Effects of Response Cards on Math Performance for Students with Moderate Intellectual Disability
Date of Award
Doctor of Philosophy (PhD)
Educational Psychology and Special Education
Paul A. Alberto
Laura D. Fredrick
Christopher A. Tullis
Response cards (RC) are signs or cards that allow students to hold up their answer and simultaneously respond to teacher prompts. Researchers have examined the use of RC in a variety of different settings with students with and without disabilities and have found an array of positive effects on behavioral and academic outcomes; however, there is a paucity of research on the use of RC for students with moderate intellectual disability (MoID). This study directly examined the effects of RC with students with MoID on academic engagement, active student responding, task accuracy, and total instructional time while teaching students to determine more/less than. A multiple-baseline across dyads design with an embedded reversal was employed to determine the effects of RC on the dependent variables. Direct observation data were collected via recorded video sessions for all dependent variables. Visual analysis assessed the following six features as recommended by Kratochwill et al. (2010): level, trend, variability, immediacy of the effect, overlap, and consistency of data patterns across similar phases. In addition, percent change across phases was calculated.

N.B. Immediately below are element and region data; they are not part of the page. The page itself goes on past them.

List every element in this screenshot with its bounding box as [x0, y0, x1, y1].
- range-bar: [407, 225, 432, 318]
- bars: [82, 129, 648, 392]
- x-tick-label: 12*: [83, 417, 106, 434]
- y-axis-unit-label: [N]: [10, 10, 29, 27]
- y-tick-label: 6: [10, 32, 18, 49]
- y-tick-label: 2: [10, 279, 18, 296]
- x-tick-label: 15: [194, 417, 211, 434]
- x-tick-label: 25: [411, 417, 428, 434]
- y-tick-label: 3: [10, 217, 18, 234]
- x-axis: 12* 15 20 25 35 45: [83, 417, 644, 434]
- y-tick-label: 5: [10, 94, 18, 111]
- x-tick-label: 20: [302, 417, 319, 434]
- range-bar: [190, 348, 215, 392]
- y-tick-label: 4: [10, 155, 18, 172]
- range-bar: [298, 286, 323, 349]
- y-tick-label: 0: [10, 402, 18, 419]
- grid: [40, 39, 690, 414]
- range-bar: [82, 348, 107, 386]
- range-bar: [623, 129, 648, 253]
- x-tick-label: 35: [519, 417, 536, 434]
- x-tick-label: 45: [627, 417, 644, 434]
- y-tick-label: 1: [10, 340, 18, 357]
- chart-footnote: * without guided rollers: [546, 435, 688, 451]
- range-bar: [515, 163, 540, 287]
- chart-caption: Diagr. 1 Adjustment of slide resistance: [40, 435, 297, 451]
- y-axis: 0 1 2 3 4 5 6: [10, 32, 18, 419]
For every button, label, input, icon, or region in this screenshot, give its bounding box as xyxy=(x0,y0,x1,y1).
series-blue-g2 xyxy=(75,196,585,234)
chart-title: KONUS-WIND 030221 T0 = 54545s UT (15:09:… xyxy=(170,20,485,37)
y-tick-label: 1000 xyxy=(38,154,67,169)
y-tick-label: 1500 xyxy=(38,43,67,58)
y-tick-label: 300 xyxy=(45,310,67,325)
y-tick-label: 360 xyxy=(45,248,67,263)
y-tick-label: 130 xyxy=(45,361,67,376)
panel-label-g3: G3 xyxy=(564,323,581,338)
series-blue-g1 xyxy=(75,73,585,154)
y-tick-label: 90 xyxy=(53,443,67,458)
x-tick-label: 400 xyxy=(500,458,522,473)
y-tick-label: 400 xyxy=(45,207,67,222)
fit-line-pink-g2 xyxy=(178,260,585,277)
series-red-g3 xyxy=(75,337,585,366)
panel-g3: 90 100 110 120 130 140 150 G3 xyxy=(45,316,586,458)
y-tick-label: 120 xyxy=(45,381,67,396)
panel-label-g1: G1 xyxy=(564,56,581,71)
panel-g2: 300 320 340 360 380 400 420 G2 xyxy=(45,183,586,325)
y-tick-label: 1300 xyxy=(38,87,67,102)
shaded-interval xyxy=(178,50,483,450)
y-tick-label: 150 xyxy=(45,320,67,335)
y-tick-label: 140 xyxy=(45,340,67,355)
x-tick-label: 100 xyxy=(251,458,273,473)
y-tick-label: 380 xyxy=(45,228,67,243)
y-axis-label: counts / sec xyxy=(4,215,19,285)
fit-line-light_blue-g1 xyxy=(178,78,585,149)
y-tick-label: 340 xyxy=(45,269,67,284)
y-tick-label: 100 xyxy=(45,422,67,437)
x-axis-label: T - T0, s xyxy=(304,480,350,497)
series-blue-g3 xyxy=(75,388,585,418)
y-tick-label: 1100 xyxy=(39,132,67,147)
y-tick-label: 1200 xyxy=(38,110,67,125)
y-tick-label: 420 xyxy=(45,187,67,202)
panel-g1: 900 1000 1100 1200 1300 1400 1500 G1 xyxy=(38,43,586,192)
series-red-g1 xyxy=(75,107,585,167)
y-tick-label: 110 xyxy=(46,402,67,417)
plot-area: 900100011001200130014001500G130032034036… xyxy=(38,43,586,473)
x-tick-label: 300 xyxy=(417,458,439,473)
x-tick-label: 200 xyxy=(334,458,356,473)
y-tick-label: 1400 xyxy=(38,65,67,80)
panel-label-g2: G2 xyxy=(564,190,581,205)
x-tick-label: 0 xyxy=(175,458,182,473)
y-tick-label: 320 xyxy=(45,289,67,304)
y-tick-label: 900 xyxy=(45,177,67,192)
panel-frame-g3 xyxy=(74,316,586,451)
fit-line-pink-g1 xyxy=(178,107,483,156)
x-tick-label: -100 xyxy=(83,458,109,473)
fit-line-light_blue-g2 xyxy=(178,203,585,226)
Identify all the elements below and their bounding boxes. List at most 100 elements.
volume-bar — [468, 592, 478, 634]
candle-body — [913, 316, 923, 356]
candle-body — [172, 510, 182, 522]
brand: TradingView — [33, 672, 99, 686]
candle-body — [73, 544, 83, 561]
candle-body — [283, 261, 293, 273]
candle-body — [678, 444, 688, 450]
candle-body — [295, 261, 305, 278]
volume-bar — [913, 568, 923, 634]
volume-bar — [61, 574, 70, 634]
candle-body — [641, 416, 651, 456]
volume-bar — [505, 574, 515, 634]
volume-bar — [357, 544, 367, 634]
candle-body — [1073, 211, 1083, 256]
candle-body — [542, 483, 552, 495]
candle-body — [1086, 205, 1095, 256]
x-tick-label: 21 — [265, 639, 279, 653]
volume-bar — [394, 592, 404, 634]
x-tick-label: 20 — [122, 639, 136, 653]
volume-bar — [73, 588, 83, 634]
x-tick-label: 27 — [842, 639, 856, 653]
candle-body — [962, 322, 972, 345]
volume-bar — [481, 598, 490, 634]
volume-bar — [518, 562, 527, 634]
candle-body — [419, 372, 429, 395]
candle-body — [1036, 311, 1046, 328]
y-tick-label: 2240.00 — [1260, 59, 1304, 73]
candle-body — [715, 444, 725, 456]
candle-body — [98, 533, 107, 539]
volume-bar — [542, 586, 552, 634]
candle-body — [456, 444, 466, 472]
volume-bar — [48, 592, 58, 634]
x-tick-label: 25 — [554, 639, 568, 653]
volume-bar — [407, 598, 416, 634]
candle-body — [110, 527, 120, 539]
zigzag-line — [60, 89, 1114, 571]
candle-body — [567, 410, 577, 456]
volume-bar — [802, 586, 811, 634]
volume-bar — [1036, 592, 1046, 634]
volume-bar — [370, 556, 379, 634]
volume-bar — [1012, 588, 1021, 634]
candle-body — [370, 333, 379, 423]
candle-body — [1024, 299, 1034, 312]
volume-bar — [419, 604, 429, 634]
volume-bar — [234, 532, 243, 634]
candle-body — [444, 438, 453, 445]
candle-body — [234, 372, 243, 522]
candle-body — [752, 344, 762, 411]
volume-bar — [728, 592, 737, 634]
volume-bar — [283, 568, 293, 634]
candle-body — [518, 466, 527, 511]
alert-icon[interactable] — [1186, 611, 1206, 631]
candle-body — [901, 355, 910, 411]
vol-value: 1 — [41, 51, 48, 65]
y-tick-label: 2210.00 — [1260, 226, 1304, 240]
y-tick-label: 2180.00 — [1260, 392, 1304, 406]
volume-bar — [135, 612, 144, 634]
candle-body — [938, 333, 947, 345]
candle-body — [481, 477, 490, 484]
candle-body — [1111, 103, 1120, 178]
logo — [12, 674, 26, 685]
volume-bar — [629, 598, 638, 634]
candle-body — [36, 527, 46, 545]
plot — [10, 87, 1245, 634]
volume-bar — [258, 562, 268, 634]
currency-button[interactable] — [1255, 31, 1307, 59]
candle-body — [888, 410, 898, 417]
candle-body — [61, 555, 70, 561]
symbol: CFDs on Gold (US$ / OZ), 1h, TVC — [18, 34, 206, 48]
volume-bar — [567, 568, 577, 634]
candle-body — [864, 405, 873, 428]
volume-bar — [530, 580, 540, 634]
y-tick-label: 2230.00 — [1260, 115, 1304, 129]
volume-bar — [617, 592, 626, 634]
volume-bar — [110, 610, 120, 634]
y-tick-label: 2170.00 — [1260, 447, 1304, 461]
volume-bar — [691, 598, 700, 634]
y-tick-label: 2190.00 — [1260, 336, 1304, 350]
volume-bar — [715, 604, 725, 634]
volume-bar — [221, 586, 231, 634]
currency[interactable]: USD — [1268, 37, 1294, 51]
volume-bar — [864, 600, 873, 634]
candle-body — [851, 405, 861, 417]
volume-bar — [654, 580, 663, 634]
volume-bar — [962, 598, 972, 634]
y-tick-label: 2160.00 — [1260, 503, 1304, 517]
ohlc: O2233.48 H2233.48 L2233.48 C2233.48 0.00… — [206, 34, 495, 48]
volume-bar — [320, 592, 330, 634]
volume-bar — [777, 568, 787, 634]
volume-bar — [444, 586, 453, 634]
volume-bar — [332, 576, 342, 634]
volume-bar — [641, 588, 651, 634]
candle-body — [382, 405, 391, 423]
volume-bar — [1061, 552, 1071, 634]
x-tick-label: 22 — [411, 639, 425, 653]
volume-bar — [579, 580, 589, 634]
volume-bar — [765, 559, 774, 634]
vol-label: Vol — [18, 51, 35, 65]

Results of the study were mixed; however, a functional relation was established for one of the five students for the dependent variables of academic engagement and active student responding. All five student participants reached mastery criteria for task accuracy. Both teacher participants were able to implement the intervention with high levels of fidelity. In addition, teachers and students found the intervention to be socially acceptable and all students preferred to complete their instruction using RC.
Boden, Lauren J., "Effects of Response Cards on Math Performance for Students with Moderate Intellectual Disability." Dissertation, Georgia State University, 2015.